[PATCH 6/6] drm/msm/dsi: Parse DSI lanes via DT

Rob Herring robh at kernel.org
Mon Feb 22 02:53:45 UTC 2016


On Mon, Feb 15, 2016 at 06:30:59PM +0530, Archit Taneja wrote:
> The DSI driver is currently unaware of how the DSI clock and data pins
> are mapped to the logical lanes provided by the DSI controller.
> 
> Use the generic 'lanes' DT binding provided for DSI lanes (used for DSI
> in bindings/display/ti/ti,omap4-dss.txt) to get the desired mapping.
> 
> The MSM DSI controller is restricted in terms of what all mappings
> it can support. The lane polarity is fixed for all the lanes, the clock
> lanes are fixed, and the data lanes can be swapped among each other only
> for a few combinations. Apply these restrictions when we parse the DT
> data.
> 
> Cc: devicetree at vger.kernel.org
> Cc: Rob Herring <robh at kernel.org>
> Cc: Tomi Valkeinen <tomi.valkeinen at ti.com>
> 
> Signed-off-by: Archit Taneja <architt at codeaurora.org>
> ---
>  .../devicetree/bindings/display/msm/dsi.txt        |  26 +++-
>  drivers/gpu/drm/msm/dsi/dsi_host.c                 | 146 ++++++++++++++++++---
>  2 files changed, 149 insertions(+), 23 deletions(-)
> 
> diff --git a/Documentation/devicetree/bindings/display/msm/dsi.txt b/Documentation/devicetree/bindings/display/msm/dsi.txt
> index e7423be..f0d8b6f 100644
> --- a/Documentation/devicetree/bindings/display/msm/dsi.txt
> +++ b/Documentation/devicetree/bindings/display/msm/dsi.txt
> @@ -44,9 +44,28 @@ Optional properties:
>  - pinctrl-names: the pin control state names; should contain "default"
>  - pinctrl-0: the default pinctrl state (active)
>  - pinctrl-n: the "sleep" pinctrl state
> -- port: DSI controller output port.
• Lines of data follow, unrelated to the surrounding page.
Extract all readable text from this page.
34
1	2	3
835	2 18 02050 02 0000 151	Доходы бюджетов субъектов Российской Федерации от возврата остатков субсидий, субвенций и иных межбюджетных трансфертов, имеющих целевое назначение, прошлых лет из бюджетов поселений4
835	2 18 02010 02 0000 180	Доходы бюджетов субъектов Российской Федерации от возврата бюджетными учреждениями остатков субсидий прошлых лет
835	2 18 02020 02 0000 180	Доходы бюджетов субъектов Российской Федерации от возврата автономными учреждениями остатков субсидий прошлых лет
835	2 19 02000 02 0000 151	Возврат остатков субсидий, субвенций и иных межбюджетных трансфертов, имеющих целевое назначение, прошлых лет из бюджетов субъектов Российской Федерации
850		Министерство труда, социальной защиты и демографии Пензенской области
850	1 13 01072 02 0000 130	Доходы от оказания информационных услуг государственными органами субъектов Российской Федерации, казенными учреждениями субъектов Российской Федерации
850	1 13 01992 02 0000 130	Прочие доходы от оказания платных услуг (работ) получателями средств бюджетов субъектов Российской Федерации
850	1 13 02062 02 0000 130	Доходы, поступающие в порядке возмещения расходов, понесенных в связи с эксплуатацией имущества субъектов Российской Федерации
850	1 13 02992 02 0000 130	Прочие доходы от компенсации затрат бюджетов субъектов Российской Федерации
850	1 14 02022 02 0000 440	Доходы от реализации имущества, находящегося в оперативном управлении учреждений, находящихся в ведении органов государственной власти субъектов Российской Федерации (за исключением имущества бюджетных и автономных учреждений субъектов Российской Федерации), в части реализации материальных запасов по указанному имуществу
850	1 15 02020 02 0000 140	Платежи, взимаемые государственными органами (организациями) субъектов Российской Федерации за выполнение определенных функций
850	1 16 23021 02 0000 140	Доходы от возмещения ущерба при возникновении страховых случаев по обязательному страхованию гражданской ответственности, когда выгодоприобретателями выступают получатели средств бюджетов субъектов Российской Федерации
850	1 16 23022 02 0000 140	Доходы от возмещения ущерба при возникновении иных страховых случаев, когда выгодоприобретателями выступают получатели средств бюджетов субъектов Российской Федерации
This contains one endpoint subnode, with its
> -  remote-endpoint set to the phandle of the connected panel's endpoint.
> -  See Documentation/devicetree/bindings/graph.txt for device graph info.
> +- port: DSI controller output port, containing one endpoint subnode.
> +
> +  DSI Endpoint properties:
> +  - remote-endpoint: set to phandle of the connected panel's endpoint.
> +    See Documentation/devicetree/bindings/graph.txt for device graph info.
> +  - lanes: list of pin numbers for the DSI lanes: CLKp, CLKn, DATA0p, DATA0n,
> +    DATA1p, DATA1n, ...
> +    This provides a physical to logical mapping of the DSI lanes. The CLKp and
> +    CLKn pins have to be mapped to pins 0 and 1. For data lanes, there are only

Then why describe the clk pins?

> +    a limited number of physical to logical mappings possible:
> +
> +     "0123": Logic 0->Phys 0; Logic 1->Phys 1; Logic 2->Phys 2; Logic 3->Phys 3;
> +     "3012": Logic 3->Phys 0; Logic 0->Phys 1; Logic 1->Phys 2; Logic 2->Phys 3;
> +     "2301": Logic 2->Phys 0; Logic 3->Phys 1; Logic 0->Phys 2; Logic 1->Phys 3;
> +     "1230": Logic 1->Phys 0; Logic 2->Phys 1; Logic 3->Phys 2; Logic 0->Phys 3;
> +     "0321": Logic 0->Phys 0; Logic 3->Phys 1; Logic 2->Phys 2; Logic 1->Phys 3;
> +     "1032": Logic 1->Phys 0; Logic 0->Phys 1; Logic 3->Phys 2; Logic 2->Phys 3;
> +     "2103": Logic 2->Phys 0; Logic 1->Phys 1; Logic 0->Phys 2; Logic 3->Phys 3;
> +     "3210": Logic 3->Phys 0; Logic 2->Phys 1; Logic 1->Phys 2; Logic 0->Phys 3;
> +
> +     Here, a "3012" mapping will be represented by:
> +     lanes = <0 1 8 9 2 3 4 5 6 7>;

I'm lost here. What does 8 mean for example. The index represents?